序章
01
最初に光が見えた。とても小さな一筋の光だ。
(嗚呼、行かないと。僕はあそこへ行かないと)
決して届かないと知りながらも、汚水に塗れた手を光の差す方へ伸ばす。
よく見るとそれは、氷のような夜空に穿たれた小さな穴で、差し詰め僕はそこから落っこちて来たアリスなのだろう。尤も僕をこの世界に誘ってくれたであろうメルヘンチックな白兎は何処にも見当たらないけれど。
此処は見渡す限りごみ捨て場だ。何かの金属部品や腐った廃材がそこら中に散乱している。かつて何かだった者が最後に行き着く場所。もう要らなくなった壊れ物の終着駅。
僕の身体の殆どはそんなごみの瓦礫に埋もれていた。辛うじて動かせるのは珪素繊維とアルミフレームで構成される右腕だけで、自分もまた彼等のように此処で朽ち果てていくだけの存在なのではないかという不安に苛まれる。
何処からか汽笛の音が聞こえる。彼方に見える無数の煙突は絶えず煤煙を吐き続けており、僕にはそれが何だか良くないもののように思えた。
自由を求めてごみ山から抜け出すことを試みる。けれど藻掻けば藻掻くほど何かのケーブルが蛇のように手足に絡み付き、とうとう僕は身動き一つ取れなくなってしまった。
(どうしよう、このまま僕はずっと一人……嫌だ、そんなの嫌だよ)
頭部から蒸汽が立ち昇る。焦っているのだから当然だ。
僕はこの世界を見て、歩き、喜ぶために生まれてきたのだ。こんな物悲しい場所で誰にも知られず朽ちていく為なんかじゃない。僕はまだ何も始められていないじゃないか。
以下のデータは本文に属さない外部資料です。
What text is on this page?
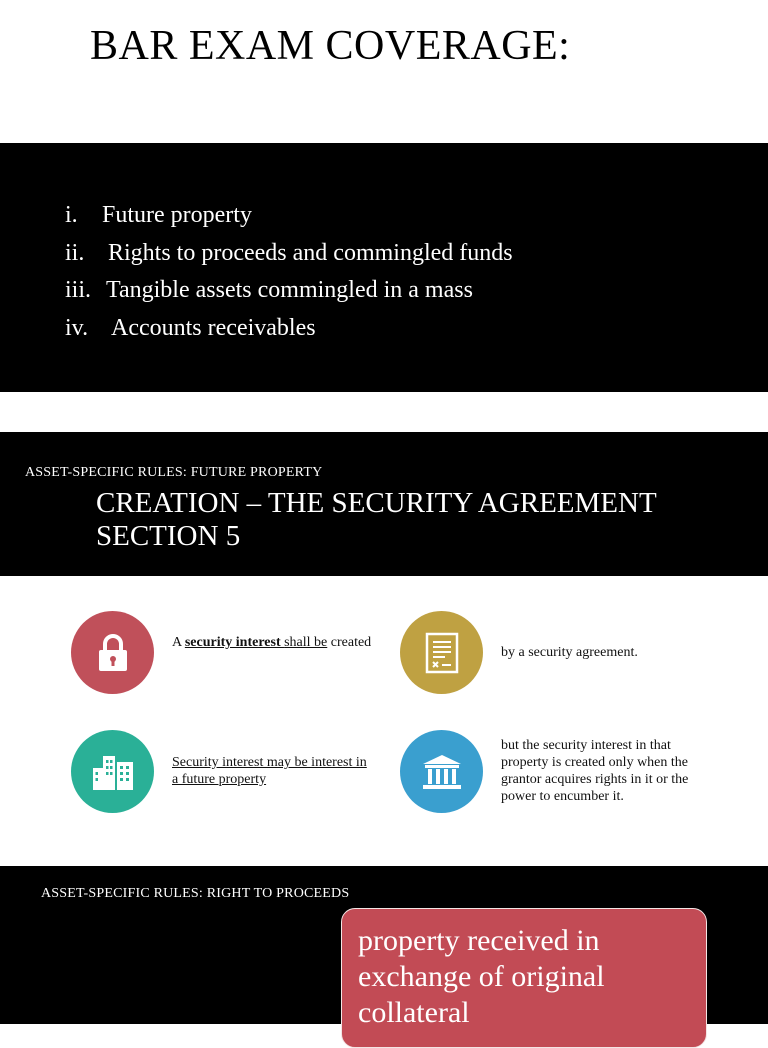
BAR EXAM COVERAGE:
i. Future property
ii. Rights to proceeds and commingled funds
iii. Tangible assets commingled in a mass
iv. Accounts receivables
ASSET-SPECIFIC RULES: FUTURE PROPERTY
CREATION – THE SECURITY AGREEMENT
SECTION 5
A security interest shall be created
by a security agreement.
Security interest may be interest in a future property
but the security interest in that property is created only when the grantor acquires rights in it or the power to encumber it.
ASSET-SPECIFIC RULES: RIGHT TO PROCEEDS
property received in exchange of original collateral
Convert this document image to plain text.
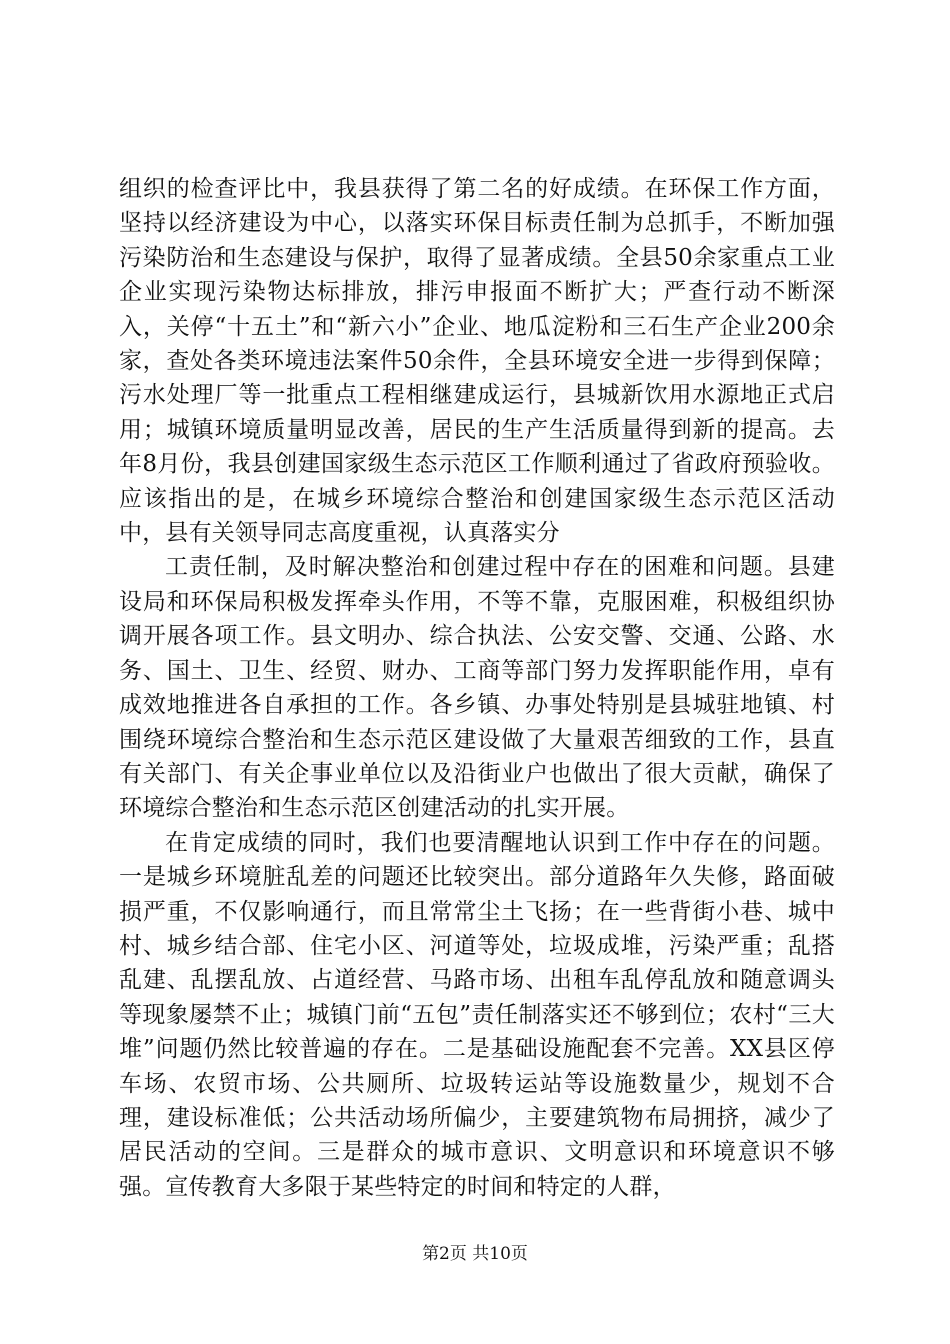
组织的检查评比中，我县获得了第二名的好成绩。在环保工作方面，坚持以经济建设为中心，以落实环保目标责任制为总抓手，不断加强污染防治和生态建设与保护，取得了显著成绩。全县50余家重点工业企业实现污染物达标排放，排污申报面不断扩大；严查行动不断深入，关停“十五土”和“新六小”企业、地瓜淀粉和三石生产企业200余家，查处各类环境违法案件50余件，全县环境安全进一步得到保障；污水处理厂等一批重点工程相继建成运行，县城新饮用水源地正式启用；城镇环境质量明显改善，居民的生产生活质量得到新的提高。去年8月份，我县创建国家级生态示范区工作顺利通过了省政府预验收。应该指出的是，在城乡环境综合整治和创建国家级生态示范区活动中，县有关领导同志高度重视，认真落实分

工责任制，及时解决整治和创建过程中存在的困难和问题。县建设局和环保局积极发挥牵头作用，不等不靠，克服困难，积极组织协调开展各项工作。县文明办、综合执法、公安交警、交通、公路、水务、国土、卫生、经贸、财办、工商等部门努力发挥职能作用，卓有成效地推进各自承担的工作。各乡镇、办事处特别是县城驻地镇、村围绕环境综合整治和生态示范区建设做了大量艰苦细致的工作，县直有关部门、有关企事业单位以及沿街业户也做出了很大贡献，确保了环境综合整治和生态示范区创建活动的扎实开展。

在肯定成绩的同时，我们也要清醒地认识到工作中存在的问题。一是城乡环境脏乱差的问题还比较突出。部分道路年久失修，路面破损严重，不仅影响通行，而且常常尘土飞扬；在一些背街小巷、城中村、城乡结合部、住宅小区、河道等处，垃圾成堆，污染严重；乱搭乱建、乱摆乱放、占道经营、马路市场、出租车乱停乱放和随意调头等现象屡禁不止；城镇门前“五包”责任制落实还不够到位；农村“三大堆”问题仍然比较普遍的存在。二是基础设施配套不完善。XX县区停车场、农贸市场、公共厕所、垃圾转运站等设施数量少，规划不合理，建设标准低；公共活动场所偏少，主要建筑物布局拥挤，减少了居民活动的空间。三是群众的城市意识、文明意识和环境意识不够强。宣传教育大多限于某些特定的时间和特定的人群，

第2页 共10页
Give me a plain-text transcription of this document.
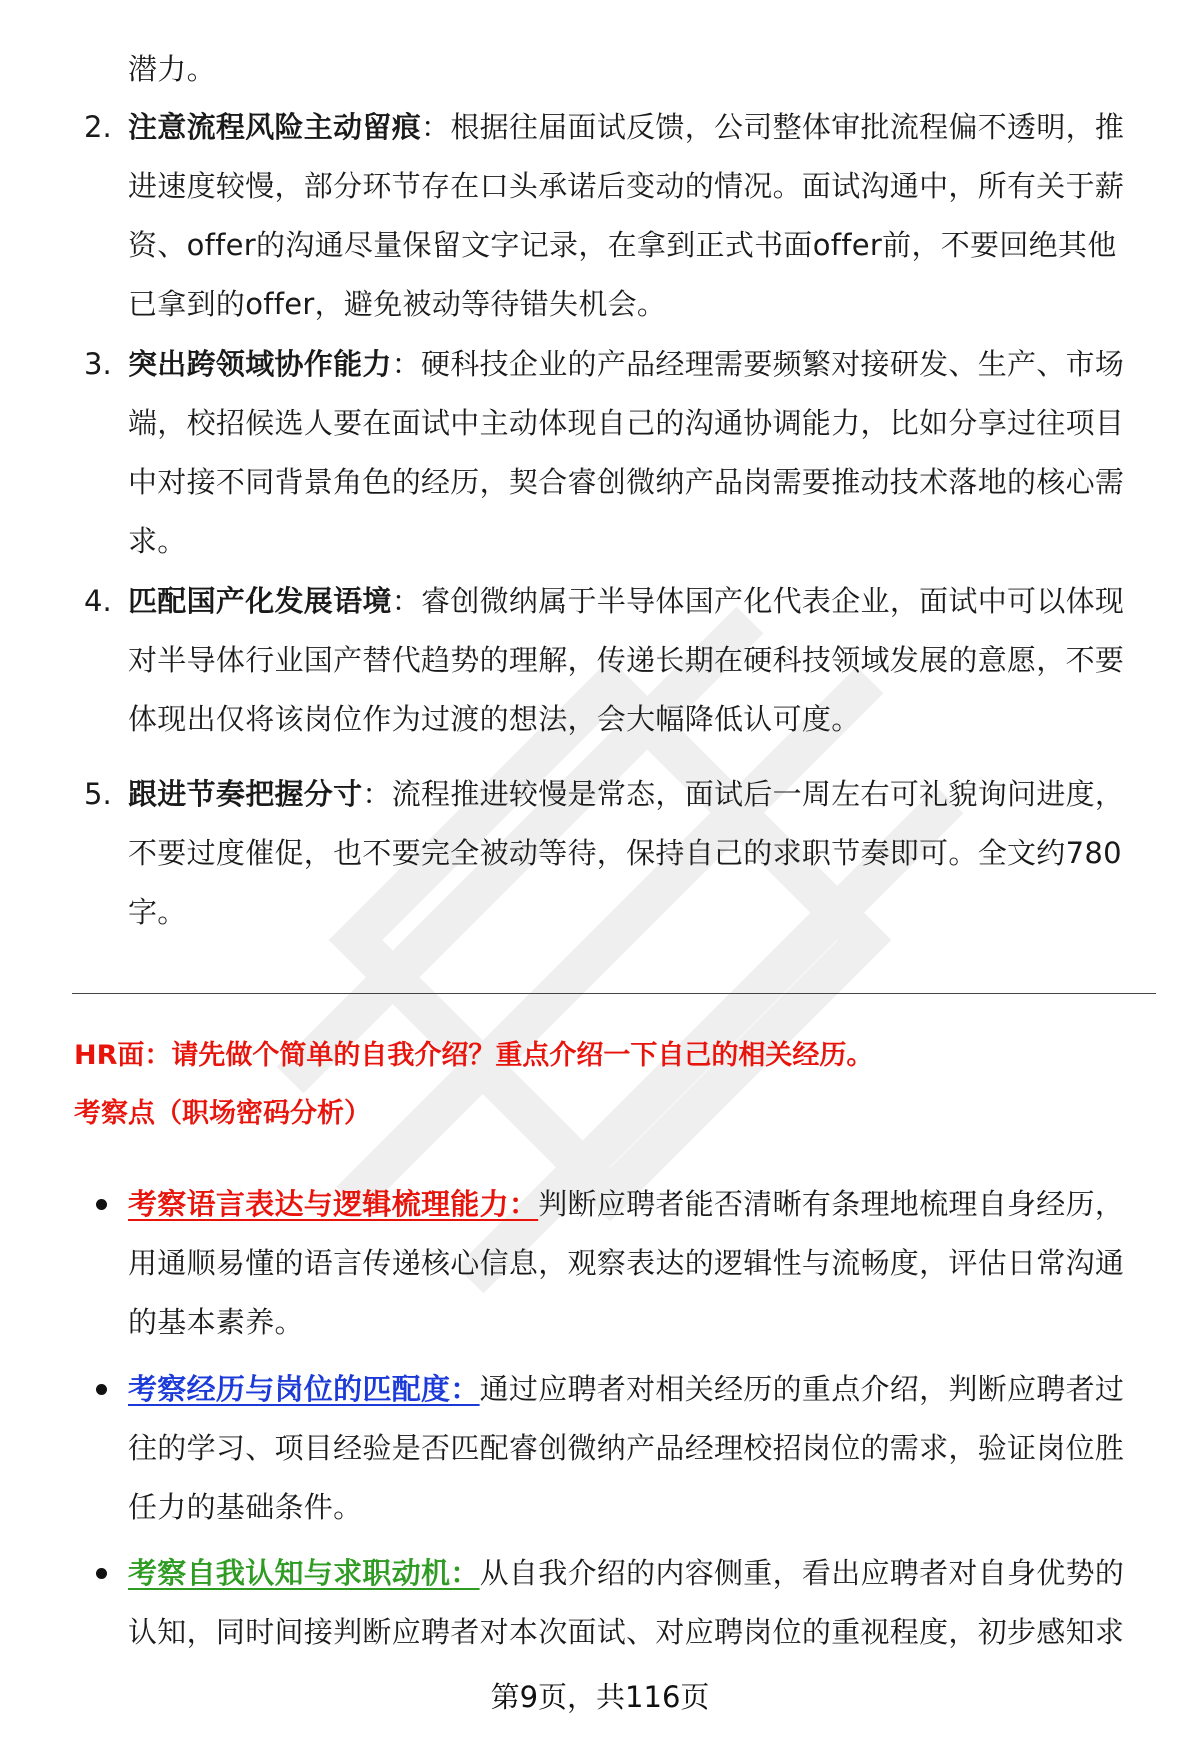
潜力。
2. 注意流程风险主动留痕：根据往届面试反馈，公司整体审批流程偏不透明，推进速度较慢，部分环节存在口头承诺后变动的情况。面试沟通中，所有关于薪资、offer的沟通尽量保留文字记录，在拿到正式书面offer前，不要回绝其他已拿到的offer，避免被动等待错失机会。
3. 突出跨领域协作能力：硬科技企业的产品经理需要频繁对接研发、生产、市场端，校招候选人要在面试中主动体现自己的沟通协调能力，比如分享过往项目中对接不同背景角色的经历，契合睿创微纳产品岗需要推动技术落地的核心需求。
4. 匹配国产化发展语境：睿创微纳属于半导体国产化代表企业，面试中可以体现对半导体行业国产替代趋势的理解，传递长期在硬科技领域发展的意愿，不要体现出仅将该岗位作为过渡的想法，会大幅降低认可度。
5. 跟进节奏把握分寸：流程推进较慢是常态，面试后一周左右可礼貌询问进度，不要过度催促，也不要完全被动等待，保持自己的求职节奏即可。全文约780字。
HR面：请先做个简单的自我介绍？重点介绍一下自己的相关经历。
考察点（职场密码分析）
考察语言表达与逻辑梳理能力：判断应聘者能否清晰有条理地梳理自身经历，用通顺易懂的语言传递核心信息，观察表达的逻辑性与流畅度，评估日常沟通的基本素养。
考察经历与岗位的匹配度：通过应聘者对相关经历的重点介绍，判断应聘者过往的学习、项目经验是否匹配睿创微纳产品经理校招岗位的需求，验证岗位胜任力的基础条件。
考察自我认知与求职动机：从自我介绍的内容侧重，看出应聘者对自身优势的认知，同时间接判断应聘者对本次面试、对应聘岗位的重视程度，初步感知求
第9页，共116页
(あの光の向こうに何があるのか確かめに行きたいのに!)
そう叫んでいるのに肝心の発声機関は先程から振動していないことに気付く。音が抜けているから、この声が決して誰にも届くことはないのだと知り僕は絶望した。
そうしてどれだけの時間が経っただろうか。
ごみ捨て場に白い灰が降り出した。いや、灰と呼ぶには余りにも粒子が細か過ぎるし、何よりそれらは自ら淡く発光している。光る微粒子は空にかざした僕の手のひらに触れたが、すぐに溶け落ち揮発して消えた。
不思議そうに空を眺めていると、誰かがごみを踏み潰して此方に近付いて来た。